4.14 Ongoing Commercial Relationships. The Sellers shall provide the Purchaser, by no later than May 31, 2009, with a list of all material ongoing commercial and other contractual relationships between one or more of the Sellers and their Affiliates (other than NCS and the Group Companies), on the one hand, and one or more of NCS and the Group Companies, on the other hand (the Related Party Relationships).

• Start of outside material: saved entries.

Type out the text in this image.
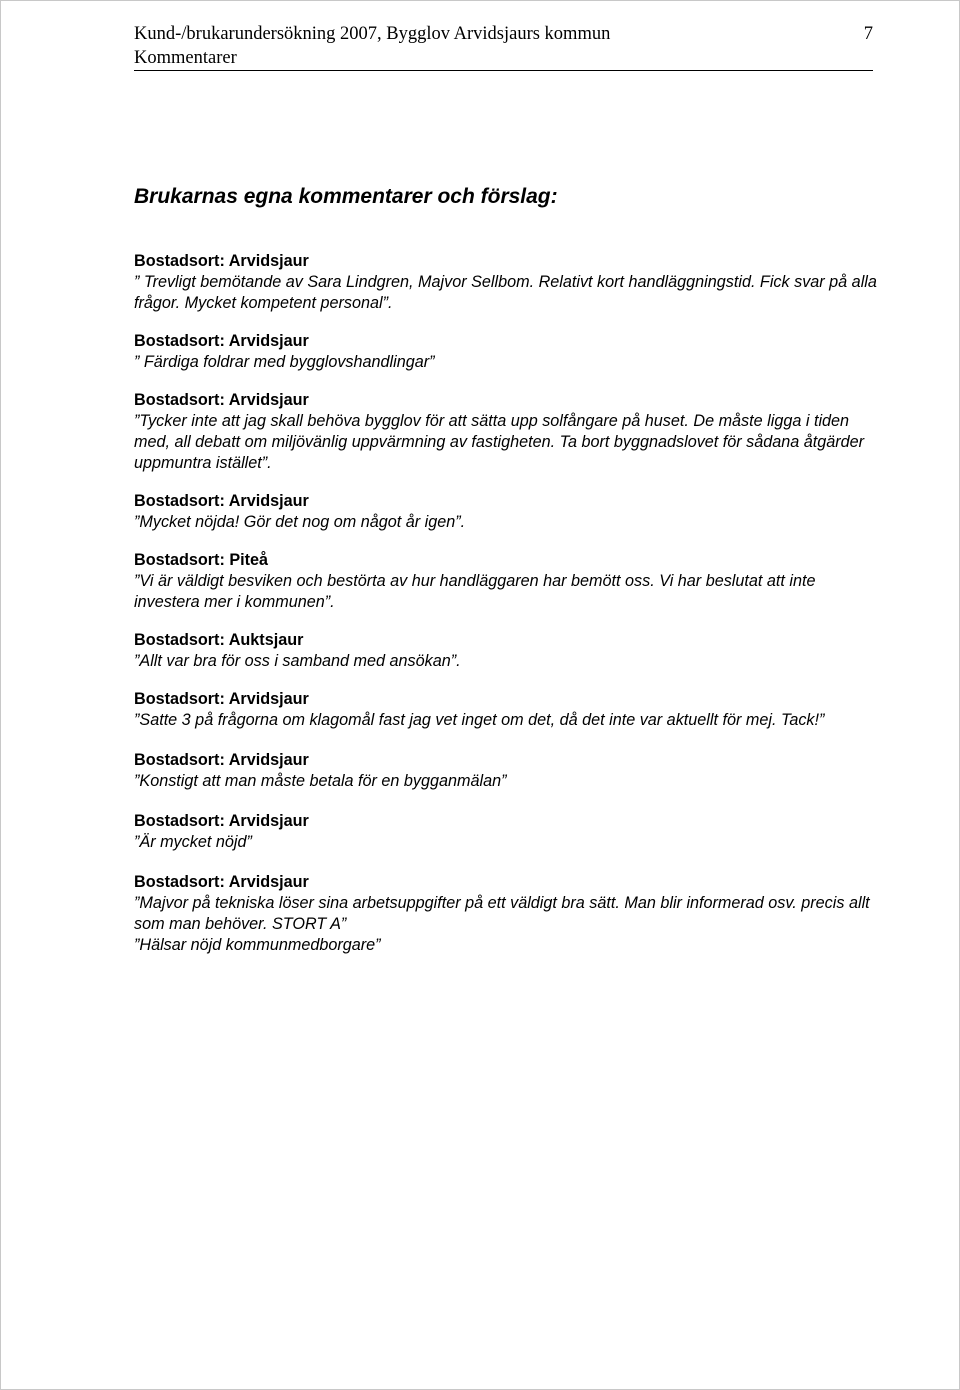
Kund-/brukarundersökning 2007, Bygglov Arvidsjaurs kommun	7
Kommentarer
Brukarnas egna kommentarer och förslag:
Bostadsort: Arvidsjaur
” Trevligt bemötande av Sara Lindgren, Majvor Sellbom. Relativt kort handläggningstid. Fick svar på alla frågor. Mycket kompetent personal”.
Bostadsort: Arvidsjaur
” Färdiga foldrar med bygglovshandlingar”
Bostadsort: Arvidsjaur
”Tycker inte att jag skall behöva bygglov för att sätta upp solfångare på huset. De måste ligga i tiden med, all debatt om miljövänlig uppvärmning av fastigheten. Ta bort byggnadslovet för sådana åtgärder uppmuntra istället”.
Bostadsort: Arvidsjaur
”Mycket nöjda! Gör det nog om något år igen”.
Bostadsort: Piteå
”Vi är väldigt besviken och bestörta av hur handläggaren har bemött oss. Vi har beslutat att inte investera mer i kommunen”.
Bostadsort: Auktsjaur
”Allt var bra för oss i samband med ansökan”.
Bostadsort: Arvidsjaur
”Satte 3 på frågorna om klagomål fast jag vet inget om det, då det inte var aktuellt för mej. Tack!”
Bostadsort: Arvidsjaur
”Konstigt att man måste betala för en bygganmälan”
Bostadsort: Arvidsjaur
”Är mycket nöjd”
Bostadsort: Arvidsjaur
”Majvor på tekniska löser sina arbetsuppgifter på ett väldigt bra sätt. Man blir informerad osv. precis allt som man behöver. STORT A”
”Hälsar nöjd kommunmedborgare”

In relation to each such Related Party Relationship, except as set forth on Schedule 4.14:
(a) if such Related Party Relationship is to be continued pursuant to the Transition Services Agreement and/or Master Services Agreement, such Ancillary Agreement shall govern;
(b) if such Related Party Relationship is pursuant to a contract that can be terminated within 90 days after Closing or is with a counterparty that is not wholly-owned, directly or indirectly, by Citigroup Inc., such Related Party Relationship shall (subject to the receipt of third party consents, if any are required) be continued in accordance with such contract unless the relevant parties agree otherwise; and
(c) in the case of any other Related Party Relationship, if the contract relating thereto is determined (whether before or after the Closing) to be on terms that are materially worse, in the aggregate, from those that would exist in an arms length relationship, then the party that is disadvantaged by such non-arms length terms may require the other party(ies) to the contract to amend the terms thereof to be consistent with those that would exist in an arms length relationship and, if the counterparty/ies refuses within 30 days to agree to such amendment, the disadvantaged party may terminate such agreement without penalty or liability for such termination.